If it’s ‘broken,’ edit it

When did “broken” become the adjective by which we describe public education, the financial regulatory system, the tax code, The Culture in Washington or American politics in general?

When, and why?

I just read 700 pages of Hunter S. Thompson’s letters about how fucked up American politcs were in the late 1960s and 1970s, and not once did I see the system described as “broken.”

The trouble with this “broken” term—aside from its overuse by the same sorts of hacks who also write horrible things like, “speaking truth to power”—is that it’s purposely simplistic.

What if you went to the doctor and after some tests, he said, “You’re broken”? You’d say, “What is broken? A bone? A blood vessel? My heart?” Or if your car mechanic called and said he’d found the trouble: “The car is broken.”

Yet we accept it when a columnist describes the free enterprise system—everything happening in an economy of hundreds of millions of people and dozens of nations—as “broken.” Or when a CEO describes the U.S. trade policy as “broken.” Or when a priest describes our moral code as “broken.”

Besides being an intentionally childlike descriptor of grown-up problems, it’s also a misapplication of a mechanical diagnosis to an organic problem.

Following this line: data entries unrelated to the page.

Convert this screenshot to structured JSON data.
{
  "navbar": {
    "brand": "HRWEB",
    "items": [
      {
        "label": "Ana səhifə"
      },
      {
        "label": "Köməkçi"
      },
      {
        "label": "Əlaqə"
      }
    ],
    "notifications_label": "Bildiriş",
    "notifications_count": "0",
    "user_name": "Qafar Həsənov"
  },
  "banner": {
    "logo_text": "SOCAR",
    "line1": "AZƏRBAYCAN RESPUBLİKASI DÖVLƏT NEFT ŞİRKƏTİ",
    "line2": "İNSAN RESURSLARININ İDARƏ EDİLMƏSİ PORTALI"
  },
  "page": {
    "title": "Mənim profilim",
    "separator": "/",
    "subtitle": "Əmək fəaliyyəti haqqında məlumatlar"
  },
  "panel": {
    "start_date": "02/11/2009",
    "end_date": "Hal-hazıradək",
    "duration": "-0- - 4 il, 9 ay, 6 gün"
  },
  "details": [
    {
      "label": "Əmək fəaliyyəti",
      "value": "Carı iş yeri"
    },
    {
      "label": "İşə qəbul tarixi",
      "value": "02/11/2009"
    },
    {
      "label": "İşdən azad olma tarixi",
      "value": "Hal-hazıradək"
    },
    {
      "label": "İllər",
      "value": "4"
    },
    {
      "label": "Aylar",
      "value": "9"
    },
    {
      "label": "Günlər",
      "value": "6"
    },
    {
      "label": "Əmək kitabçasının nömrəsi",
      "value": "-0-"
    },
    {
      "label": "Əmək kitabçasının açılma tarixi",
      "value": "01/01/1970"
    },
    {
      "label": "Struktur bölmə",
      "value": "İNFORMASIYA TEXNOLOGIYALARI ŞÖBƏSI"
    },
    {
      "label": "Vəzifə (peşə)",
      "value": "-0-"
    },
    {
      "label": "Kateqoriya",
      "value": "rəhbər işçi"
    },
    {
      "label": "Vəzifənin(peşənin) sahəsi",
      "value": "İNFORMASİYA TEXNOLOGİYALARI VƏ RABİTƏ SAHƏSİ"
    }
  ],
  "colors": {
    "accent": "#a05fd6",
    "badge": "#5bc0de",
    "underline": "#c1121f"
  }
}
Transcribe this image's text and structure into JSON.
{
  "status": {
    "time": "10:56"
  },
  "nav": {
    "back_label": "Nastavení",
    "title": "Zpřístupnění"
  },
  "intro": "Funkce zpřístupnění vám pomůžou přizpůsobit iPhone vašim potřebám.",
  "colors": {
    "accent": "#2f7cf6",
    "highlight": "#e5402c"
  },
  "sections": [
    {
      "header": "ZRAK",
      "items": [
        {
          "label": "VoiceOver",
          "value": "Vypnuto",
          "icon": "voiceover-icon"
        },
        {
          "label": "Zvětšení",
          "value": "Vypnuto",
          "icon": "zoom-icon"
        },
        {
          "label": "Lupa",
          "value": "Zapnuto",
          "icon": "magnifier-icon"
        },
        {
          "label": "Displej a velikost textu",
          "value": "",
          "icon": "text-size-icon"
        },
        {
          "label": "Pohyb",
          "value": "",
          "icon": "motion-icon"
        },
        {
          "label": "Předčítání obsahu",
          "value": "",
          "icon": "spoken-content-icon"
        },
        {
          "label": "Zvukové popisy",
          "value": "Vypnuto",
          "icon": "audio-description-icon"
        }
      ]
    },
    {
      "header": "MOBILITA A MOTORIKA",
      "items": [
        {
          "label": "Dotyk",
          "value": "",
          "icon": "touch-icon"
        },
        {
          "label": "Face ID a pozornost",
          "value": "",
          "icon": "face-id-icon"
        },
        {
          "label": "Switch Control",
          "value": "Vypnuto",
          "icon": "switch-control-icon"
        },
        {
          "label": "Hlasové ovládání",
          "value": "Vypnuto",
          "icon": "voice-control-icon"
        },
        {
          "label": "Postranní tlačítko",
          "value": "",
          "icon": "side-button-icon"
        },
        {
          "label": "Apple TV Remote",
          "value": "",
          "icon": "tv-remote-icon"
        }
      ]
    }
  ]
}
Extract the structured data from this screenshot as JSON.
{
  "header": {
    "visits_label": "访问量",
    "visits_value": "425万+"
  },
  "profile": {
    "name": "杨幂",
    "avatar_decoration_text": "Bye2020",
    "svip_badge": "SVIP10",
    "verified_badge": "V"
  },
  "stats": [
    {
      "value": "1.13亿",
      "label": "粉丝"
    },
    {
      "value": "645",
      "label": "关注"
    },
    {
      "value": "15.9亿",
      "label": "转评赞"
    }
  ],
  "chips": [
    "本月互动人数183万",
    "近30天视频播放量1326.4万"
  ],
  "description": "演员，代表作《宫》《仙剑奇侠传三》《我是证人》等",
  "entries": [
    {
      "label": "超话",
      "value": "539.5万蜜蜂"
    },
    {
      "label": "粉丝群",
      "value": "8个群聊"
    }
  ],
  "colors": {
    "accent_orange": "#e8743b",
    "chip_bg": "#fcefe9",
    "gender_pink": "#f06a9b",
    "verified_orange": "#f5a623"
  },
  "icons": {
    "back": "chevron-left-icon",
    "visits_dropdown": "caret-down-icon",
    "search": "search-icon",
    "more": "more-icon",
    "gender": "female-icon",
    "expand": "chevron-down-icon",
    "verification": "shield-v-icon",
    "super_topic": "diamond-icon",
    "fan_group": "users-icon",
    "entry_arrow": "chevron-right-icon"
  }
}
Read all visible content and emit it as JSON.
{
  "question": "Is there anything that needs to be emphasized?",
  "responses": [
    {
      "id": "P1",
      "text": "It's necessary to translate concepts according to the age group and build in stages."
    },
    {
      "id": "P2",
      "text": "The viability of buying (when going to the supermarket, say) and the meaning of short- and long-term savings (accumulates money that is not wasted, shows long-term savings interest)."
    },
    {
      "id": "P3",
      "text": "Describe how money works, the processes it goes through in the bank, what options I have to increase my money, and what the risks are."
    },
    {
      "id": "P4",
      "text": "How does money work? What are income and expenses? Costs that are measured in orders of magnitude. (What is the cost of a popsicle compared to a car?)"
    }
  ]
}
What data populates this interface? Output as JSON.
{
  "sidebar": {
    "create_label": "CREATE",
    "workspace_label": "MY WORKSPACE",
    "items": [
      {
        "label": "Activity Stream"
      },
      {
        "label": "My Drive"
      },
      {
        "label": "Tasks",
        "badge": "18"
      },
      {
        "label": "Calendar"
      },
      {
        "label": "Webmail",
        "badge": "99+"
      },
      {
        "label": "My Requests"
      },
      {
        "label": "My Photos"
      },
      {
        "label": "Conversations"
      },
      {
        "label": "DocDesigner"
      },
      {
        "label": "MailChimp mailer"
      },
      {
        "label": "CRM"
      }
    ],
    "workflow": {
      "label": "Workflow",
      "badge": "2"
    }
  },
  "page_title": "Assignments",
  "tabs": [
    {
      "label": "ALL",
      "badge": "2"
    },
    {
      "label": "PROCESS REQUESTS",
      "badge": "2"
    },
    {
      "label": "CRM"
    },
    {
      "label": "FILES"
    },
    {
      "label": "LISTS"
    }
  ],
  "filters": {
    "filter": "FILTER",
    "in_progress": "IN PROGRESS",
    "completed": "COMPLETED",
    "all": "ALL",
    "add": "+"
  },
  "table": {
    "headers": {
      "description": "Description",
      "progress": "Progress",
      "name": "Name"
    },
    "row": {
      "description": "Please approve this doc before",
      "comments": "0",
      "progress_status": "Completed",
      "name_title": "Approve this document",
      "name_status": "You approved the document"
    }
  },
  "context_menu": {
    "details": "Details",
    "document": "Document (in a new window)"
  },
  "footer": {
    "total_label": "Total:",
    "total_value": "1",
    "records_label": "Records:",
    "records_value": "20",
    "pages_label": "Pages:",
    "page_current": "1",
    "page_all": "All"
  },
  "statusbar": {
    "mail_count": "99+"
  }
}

And using the word “broken” to describe a social system can have a practical consequence:

The only way to deal with something that is “broken” is to “fix” it. So if you and I think the American government is “broken,” the only remedy we’ll accept is from someone who promises to “fix” it. Now who are you and I both going to trust to do that? Sure, I might listen to your candidate’s bright idea to improve one or another area of the system. But I’m nervous even about my candidate’s plan to fix the whole “broken” thing. Maybe it’s just the carburetor and a the piston rings!

Obviously, we need terms to make broad statements about complex social systems.

But “broken” is just about the worst word I can think of.